Bu çelişki, reel sektörün krediye ulaşamamaktan şikayet ettiği bir ortamda daha da dikkat çekici hale geliyor. Resmi olarak Merkez Bankası tarafından açıklanan bu rakamların, örneğin kredi bakiyelerine eklenen faizlerle de büyüyor olabileceği ihtimali üzerinde duruluyor. Bu durum, önümüzdeki dönemde kredi ödemeleri konusunda daha fazla konuşulabileceğinin bir işareti.
Enflasyonla Mücadelede Tek Ayaklı Strateji Yetersiz
Uzmanlar, Türkiye'deki enflasyonla mücadelenin "tek bacaklı" ilerlediğini ve bunun yeterli olmayacağını defalarca vurguluyor. Mücadelenin ağırlıklı olarak para politikası (faiz artırımları) üzerinden yürütüldüğü, ancak bunun tek başına kalmış durumda olduğu belirtiliyor.
Geçmiş dönemdeki politika tercihleri de eleştiriliyor. Faizlerin "gıdım gıdım" artırılmasının, piyasayı şoka sokacak "gümbürt" gibi bir artışın etkisini yok ettiği düşünülüyor. Sayın Şimşek ve yeni Merkez Bankası yönetiminin göreve geldiği dönemde bu fırsatın kaçırıldığına işaret ediliyor. Ayrıca, 19 Mart gibi kararların piyasaya zarar verdiği net bir şekilde dile getiriliyor.

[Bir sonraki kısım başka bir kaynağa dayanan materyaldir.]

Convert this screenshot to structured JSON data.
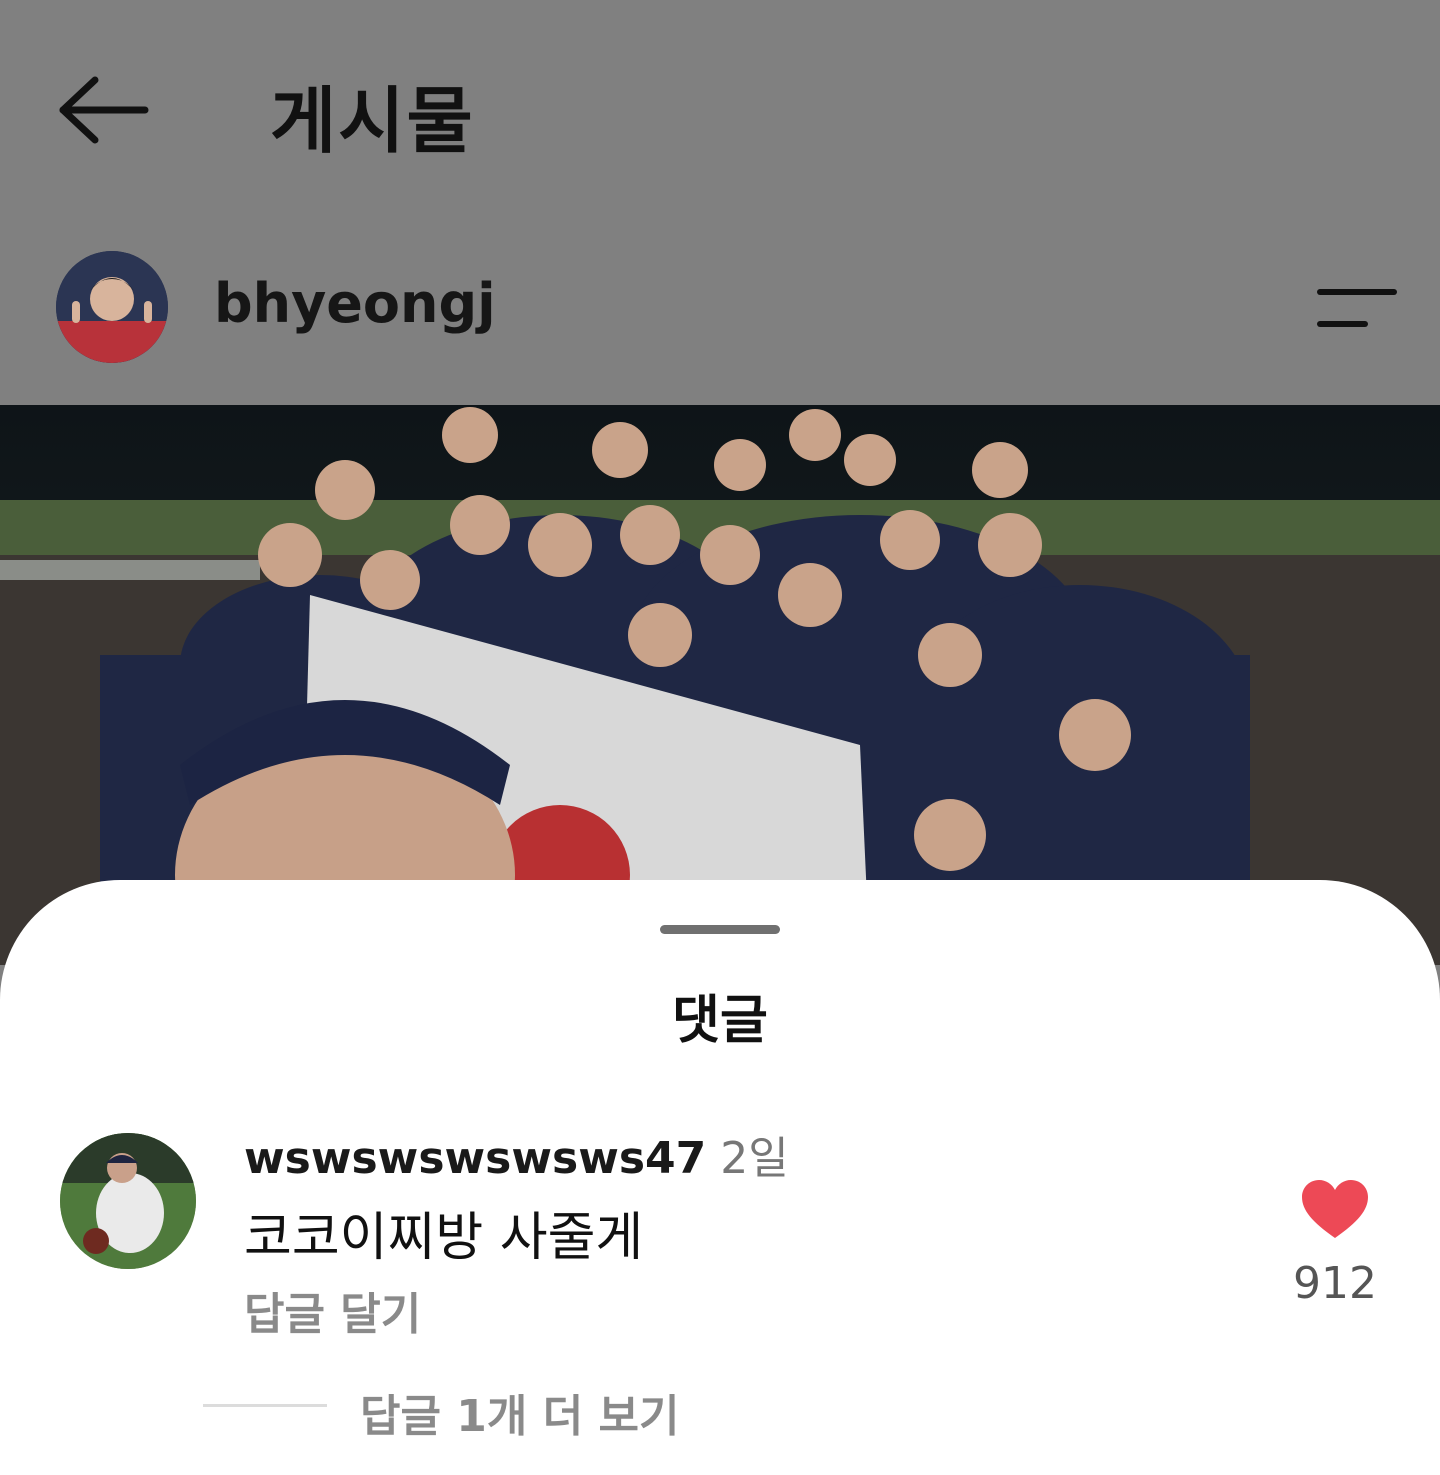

Maliye politikası ve kamu harcamaları tarafının ise bu mücadeleyi yeterince desteklemediği eleştirisi yapılıyor. Her iki kanattan da (hem para politikası, hem ekonomi yönetimi) "enflasyonla mücadeleyi arz tarafında yapacağımız hamlelerle destekleyeceğiz" açıklamaları gelse de, arz tarafı denilenin gıda (don olayı gibi etkenler) ve konut gibi konular olduğu ve bunların enflasyonu nasıl düşüreceğinin görülemediği ifade ediliyor. Arz tarafına yönelik çalışmaların çok uzun vadeli olduğu ve sanki bir fırının düğmesine basar gibi sonuç alınamayacağı belirtiliyor.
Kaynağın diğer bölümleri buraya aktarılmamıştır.